Im März 1911 wurde dieses Theater mit seinen rund 1500 Sitzplätzen eröffnet. In den 30er- und 40er-Jahren reckten dort die Tänzerinnen der „Ziegfeld Follies“ ihre Beine in die Höhe. Die „West Side Story“ feierte 1957 auf der Traditionsbühne ihre Uraufführung. „Cats“ war seit 1982 für ganze 18 Jahre in dem Haus unweit des Times Square zu sehen. Der jüngste Kassenschlager war „Mamma Mia!“. Und nun prangt da in großen roten Lettern „Rocky Broadway“ auf einem Schild über der Straße. Eine kleinere Tafel preist die Show mit einem Zitat des Senders NBC an: „Game-Changing, Jaw-Dropping, Astounding“. Was schlichtweg bedeutet, dass dem Zuschauer vor Begeisterung der Kiefer herunterklappt. Andere US-Medien gehen mit der Inszenierung nicht ganz so wohlwollend ins Gericht.

Der renommierte „New Yorker“ urteilt, dass Regisseur Alex Timbers den Film zu stark nacherzähle und die Charaktere zu Gunsten des Sets opfere. Ebenso wie im Veranstaltungsmagazin „Time Out New York“ erwähnt der Kritiker nicht, dass der Bühnenboxring an der Elbe das Rampenlicht der Welt erblickte. Die Fachwebseite „TheaterMania“ schreibt lediglich von einem „pre-Broadway tryout“. Hamburg als Versuchsfeld also. Eben nur das Tor zur Musicalwelt. Bevor der Dampfer in den echten und einzigen Show-Hafen einfährt. Dieser Tenor schwingt zwischen den Zeilen überdeutlich mit. Ein kleiner Stich für die Seele jener, die Hamburg stolz als Musicalmetropole vermarkten. Aber Lokalpatriotismus ist eben keine hanseatische Erfindung.

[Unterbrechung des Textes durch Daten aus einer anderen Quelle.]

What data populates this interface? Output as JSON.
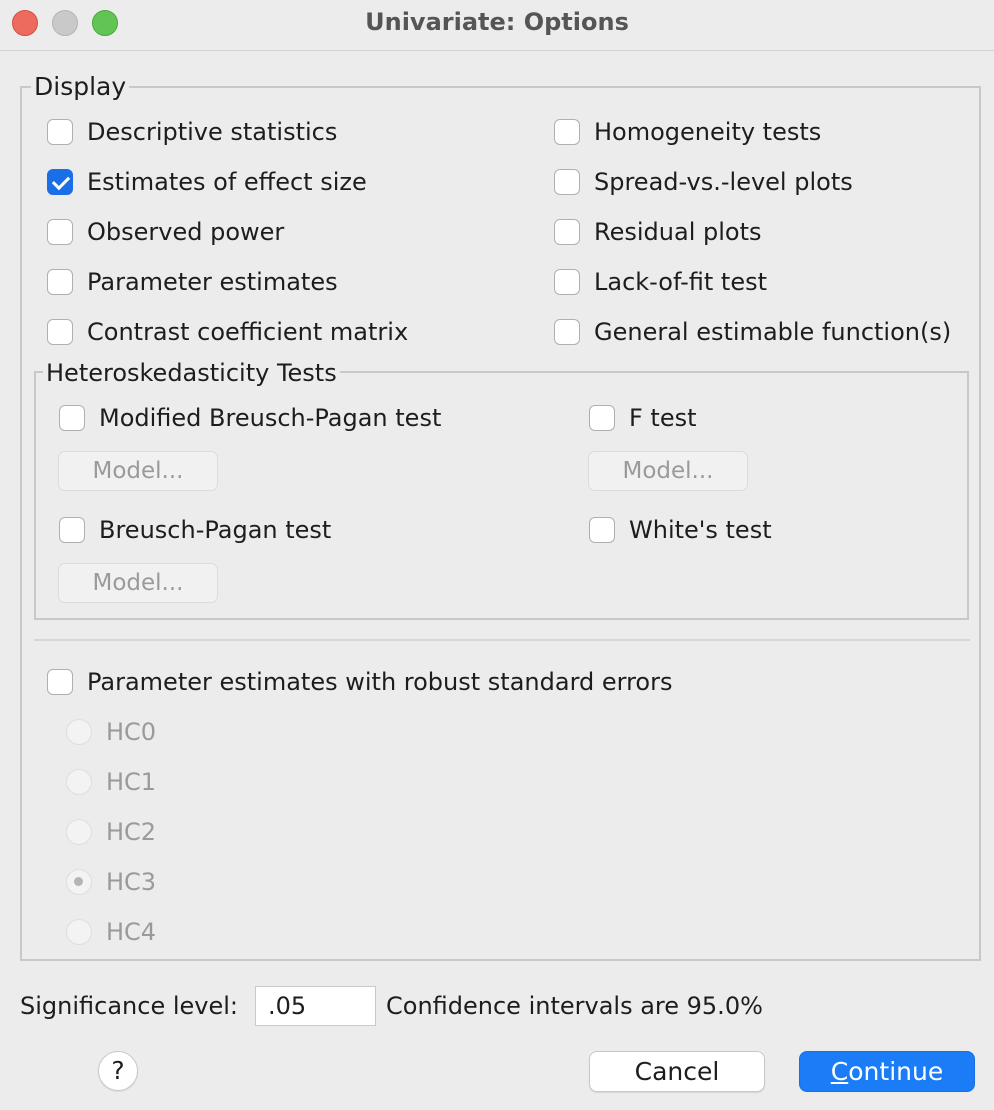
{
  "window": {
    "title": "Univariate: Options"
  },
  "display": {
    "legend": "Display",
    "left_options": [
      {
        "label": "Descriptive statistics",
        "checked": false
      },
      {
        "label": "Estimates of effect size",
        "checked": true
      },
      {
        "label": "Observed power",
        "checked": false
      },
      {
        "label": "Parameter estimates",
        "checked": false
      },
      {
        "label": "Contrast coefficient matrix",
        "checked": false
      }
    ],
    "right_options": [
      {
        "label": "Homogeneity tests",
        "checked": false
      },
      {
        "label": "Spread-vs.-level plots",
        "checked": false
      },
      {
        "label": "Residual plots",
        "checked": false
      },
      {
        "label": "Lack-of-fit test",
        "checked": false
      },
      {
        "label": "General estimable function(s)",
        "checked": false
      }
    ]
  },
  "hetero": {
    "legend": "Heteroskedasticity Tests",
    "modified_bp": "Modified Breusch-Pagan test",
    "f_test": "F test",
    "bp": "Breusch-Pagan test",
    "white": "White's test",
    "model_button": "Model..."
  },
  "robust": {
    "label": "Parameter estimates with robust standard errors",
    "options": [
      "HC0",
      "HC1",
      "HC2",
      "HC3",
      "HC4"
    ],
    "selected": "HC3"
  },
  "footer": {
    "sig_label": "Significance level:",
    "sig_value": ".05",
    "ci_text": "Confidence intervals are 95.0%",
    "help": "?",
    "cancel": "Cancel",
    "continue_first": "C",
    "continue_rest": "ontinue"
  }
}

Archies Herz schlägt für beide Orte. „Die Produktion in Hamburg ist äußerst real. Sie ist die Basis für all das, was jetzt am Broadway passiert. Die Arbeit drüben hat mich sehr inspiriert“, erklärt er mit Nachdruck. Vor allem vermisst er seine Kollegen, aber auch die Zeit auf St.Pauli. Nur 15 Minuten habe er von seiner Wohnung am Fischmarkt bis zum Theater laufen müssen. Ein täglicher Spaziergang, der den Kiez Stück für Stück in ihn einsickern ließ. Rasch erkundigt er sich daher auch, ob die Esso-Häuser denn noch stehen würden.

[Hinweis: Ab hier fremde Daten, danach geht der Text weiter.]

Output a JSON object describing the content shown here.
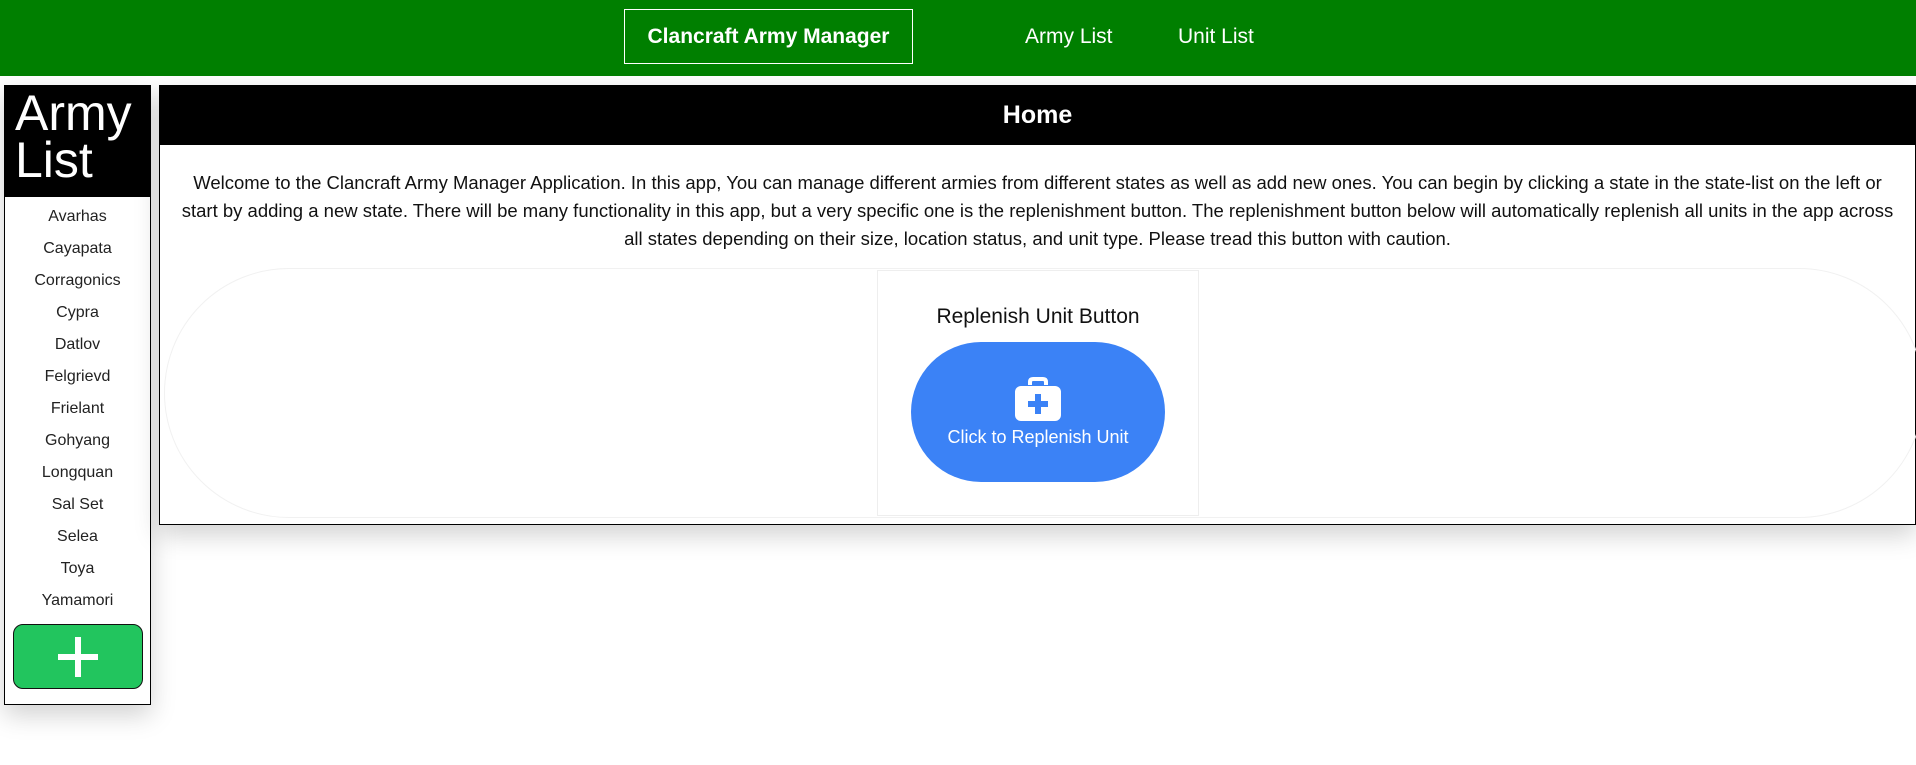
{
  "navbar": {
    "brand": "Clancraft Army Manager",
    "links": [
      "Army List",
      "Unit List"
    ]
  },
  "sidebar": {
    "title": "Army List",
    "states": [
      "Avarhas",
      "Cayapata",
      "Corragonics",
      "Cypra",
      "Datlov",
      "Felgrievd",
      "Frielant",
      "Gohyang",
      "Longquan",
      "Sal Set",
      "Selea",
      "Toya",
      "Yamamori"
    ],
    "add_icon": "plus-icon"
  },
  "main": {
    "title": "Home",
    "intro": "Welcome to the Clancraft Army Manager Application. In this app, You can manage different armies from different states as well as add new ones. You can begin by clicking a state in the state-list on the left or start by adding a new state. There will be many functionality in this app, but a very specific one is the replenishment button. The replenishment button below will automatically replenish all units in the app across all states depending on their size, location status, and unit type. Please tread this button with caution.",
    "replenish": {
      "title": "Replenish Unit Button",
      "button_label": "Click to Replenish Unit",
      "icon": "medical-kit-icon"
    }
  },
  "colors": {
    "navbar": "#007f00",
    "add_button": "#22c55e",
    "replenish_button": "#3b82f6",
    "header": "#000000"
  }
}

In der Broadway-Inszenierung kämpft Archie nun nicht mehr gegen den Hamburger Rocky Drew Sarich, sondern gegen Andy Karl. „Das sind zwei unterschiedliche Bühnenfamilien“, sagt er diplomatisch und legt seinen linken Arm auf einem der braunen Theatersessel ab. In der Rechten hält Archie einen knallgrünen Obstsaft, von dem er zwischendurch immer wieder trinkt. Stärkung für die Vorstellung, die in anderthalb Stunden beginnt. Von Nervosität jedoch keine Spur. Würde ein Prototyp des lässigen Amis gesucht, Archie stünde ganz oben auf der Liste. Das Gespräch mit ihm ist ein entspannter Wechsel zwischen Deutsch und Englisch. Immerhin hat der Darsteller einen Sprachcrashkursus absolviert, um für das deutsche Publikum in dessen Landessprache singen zu können.

Acht Mal in der Woche stand er in Hamburg auf der Bühne. Jede Zeile hat da im Gedächtnis eine passgenaue Spur. Ganz so, wie die ausgetüftelte Bühnentechnik des Stücks auf gut geölten Schienen läuft. Bei den dreimonatigen Proben vor der Broadway-Premiere sei er zu Beginn ein ums andere Mal von seiner Muttersprache ins Deutsche gerutscht, erzählt Archie. „Wenn ich die Lieder singe, denke ich die manchmal noch auf Deutsch“, sagt der Akteur, während im Hintergrund der Soundcheck läuft.

Auch wenn das Musicalgeschäft zunehmend globalisiert wird und Ableger von Produktionen rund um den Erdball zu erleben sind, stellt Archie doch Unterschiede fest. Vor allem, was die Mentalitäten hinter der Bühne angeht. „In Hamburg ist alles seeehr ordentlich“, sagt er. „Am Broadway wird die Arbeit natürlich auch fertig. Aber die Herangehensweise ist ein bisschen lockerer“, erzählt Archie, der in Detroit geboren wurde, vor seinem Arbeitsausflug nach Hamburg jedoch bereits für 15 Jahre Bühnenerfahrung in New York gesammelt hat.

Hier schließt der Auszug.